For the part of Georgia Garrett, Warner Bros. inquired about borrowing Judy Garland from MGM, but Metro`s policy at the time was not to lend Miss Garland to other studios. Warners then acquired Betty Hutton in a loan-out deal with Paramount, but before filming started, Miss Hutton had to bow out because of her pregnancy.
There is a running gag about how awful Mrs. Elvira Kent`s singing voice is, as she is repeatedly begged not to sing. Ironically, Janis Paige was in fact a musical star in the movies. She would play the lead in "The Pajama Game" (1954) on Broadway, a role Doris Day would later play in the film, The Pajama Game (1957).
The original title was apparently "Romance on the High C`s".
When she saw herself in "dailies" early in this film`s production, Doris Day claims she was so embarrassed by her own performance she asked director Michael Curtiz to recommend a drama coach. "No, no!" Curtiz replied, "You`re a natural just as you are - if you learn how to act, you`ll ruin everything."
The movie trailer includes a brief duet by Doris Day and Janis Paige, wearing matching up-swept hairdos.
In her autobiography, Doris Day recalled that in her screen-test song, "A Rainy Night in Rio" (music, by Arthur Schwartz, lyrics by Leo Robin), director Michael Curtiz at first instructed her to move around in the frenzied film style of Betty Hutton. Doris then requested to perform the number in her natural, more sedate manner.
A jaunty solo by Doris Day from the Jule Styne-Sammy Cahn film score, "I`m in Love," was turned into a duet by Miss Day and her hit-making disc partner, Buddy Clark, on the Columbia Records single. "Put `Em in a Box, Tie `Em With a Ribbon (And Throw` Em in the Deep Blue Sea)," another sprightly movie number, teamed Doris with The Page Cavanaugh Trio. On Columbia`s 78, Miss Day sang with a full orchestra under the baton of George Siravo.
According to her 1975 autobiography, "Doris Day: Her Own Story" (co-written with A.E. Hotchner), Miss Day attended a show-biz party the night before she planned to leave for New York City. Also at the gathering was lyric writer Sammy Cahn who, taking Doris aside, explained that she would be the right match for the Cahn-Jule Styne score of this upcoming film. When, at Mr.
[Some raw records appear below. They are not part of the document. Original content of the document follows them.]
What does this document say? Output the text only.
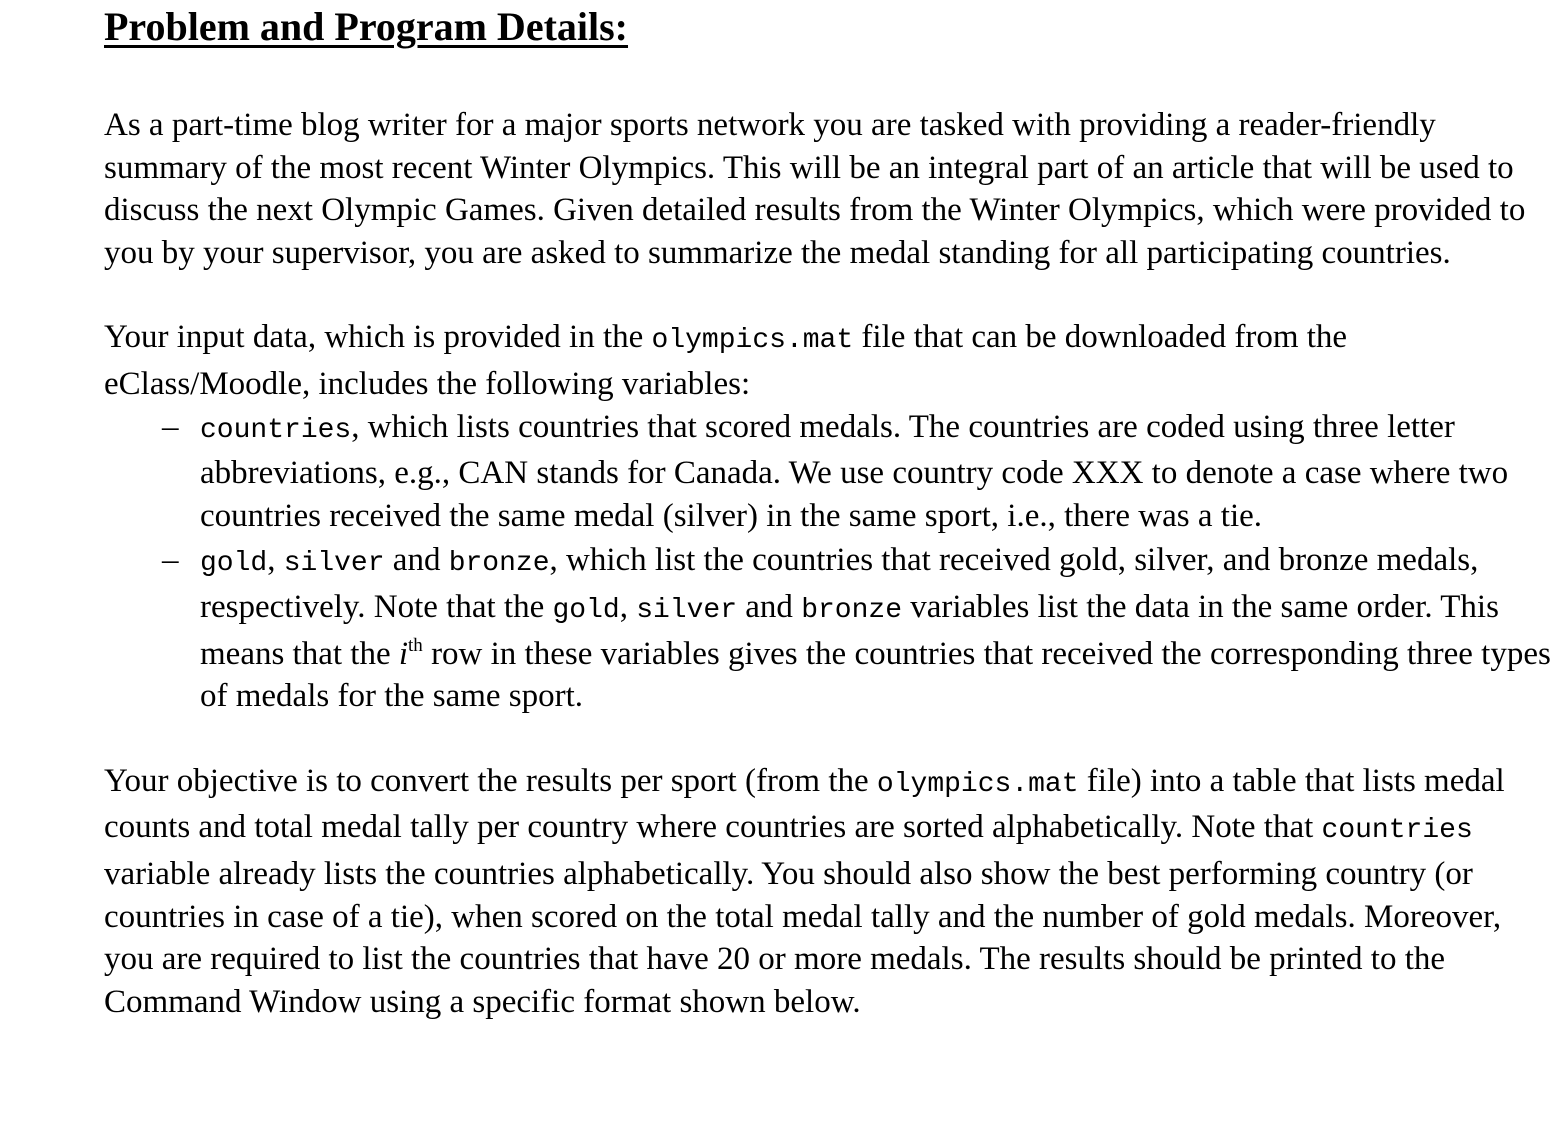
Problem and Program Details:

As a part-time blog writer for a major sports network you are tasked with providing a reader-friendly summary of the most recent Winter Olympics. This will be an integral part of an article that will be used to discuss the next Olympic Games. Given detailed results from the Winter Olympics, which were provided to you by your supervisor, you are asked to summarize the medal standing for all participating countries.

Your input data, which is provided in the olympics.mat file that can be downloaded from the eClass/Moodle, includes the following variables:

– countries, which lists countries that scored medals. The countries are coded using three letter abbreviations, e.g., CAN stands for Canada. We use country code XXX to denote a case where two countries received the same medal (silver) in the same sport, i.e., there was a tie.
– gold, silver and bronze, which list the countries that received gold, silver, and bronze medals, respectively. Note that the gold, silver and bronze variables list the data in the same order. This means that the $i^{th}$ row in these variables gives the countries that received the corresponding three types of medals for the same sport.

Your objective is to convert the results per sport (from the olympics.mat file) into a table that lists medal counts and total medal tally per country where countries are sorted alphabetically. Note that countries variable already lists the countries alphabetically. You should also show the best performing country (or countries in case of a tie), when scored on the total medal tally and the number of gold medals. Moreover, you are required to list the countries that have 20 or more medals. The results should be printed to the Command Window using a specific format shown below.
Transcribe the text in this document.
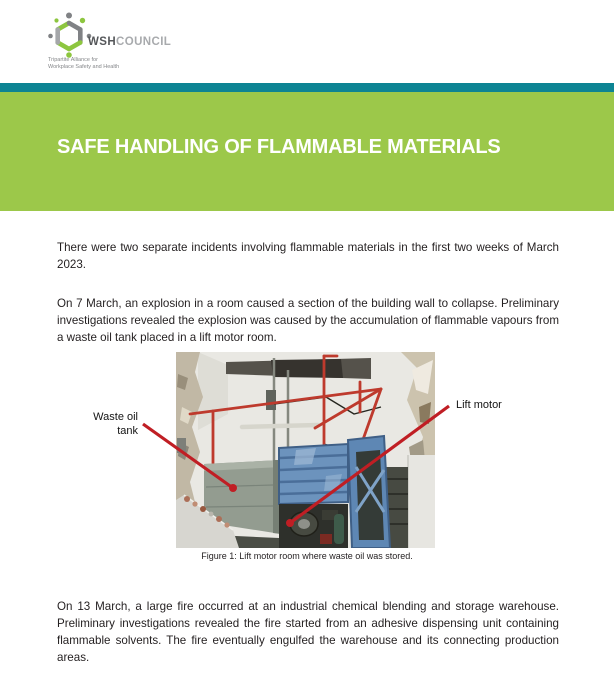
WSHCOUNCIL
Tripartite Alliance for
Workplace Safety and Health
SAFE HANDLING OF FLAMMABLE MATERIALS

There were two separate incidents involving flammable materials in the first two weeks of March 2023.

On 7 March, an explosion in a room caused a section of the building wall to collapse. Preliminary investigations revealed the explosion was caused by the accumulation of flammable vapours from a waste oil tank placed in a lift motor room.

Waste oil
tank
Lift motor
Figure 1: Lift motor room where waste oil was stored.

On 13 March, a large fire occurred at an industrial chemical blending and storage warehouse. Preliminary investigations revealed the fire started from an adhesive dispensing unit containing flammable solvents. The fire eventually engulfed the warehouse and its connecting production areas.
Cahn`s urging, Doris sang "Embraceable You" (music by George Gershwin, lyrics by Ira Gershwin) for the party crowd, she was heard by director Michael Curtiz, who then asked her to test for the role of Georgia Garrett.
"It`s Magic" was the release title in Great Britain, due to the British popularity of the film`s Oscar-nominated song (music by Jule Styne, lyrics by Sammy Cahn).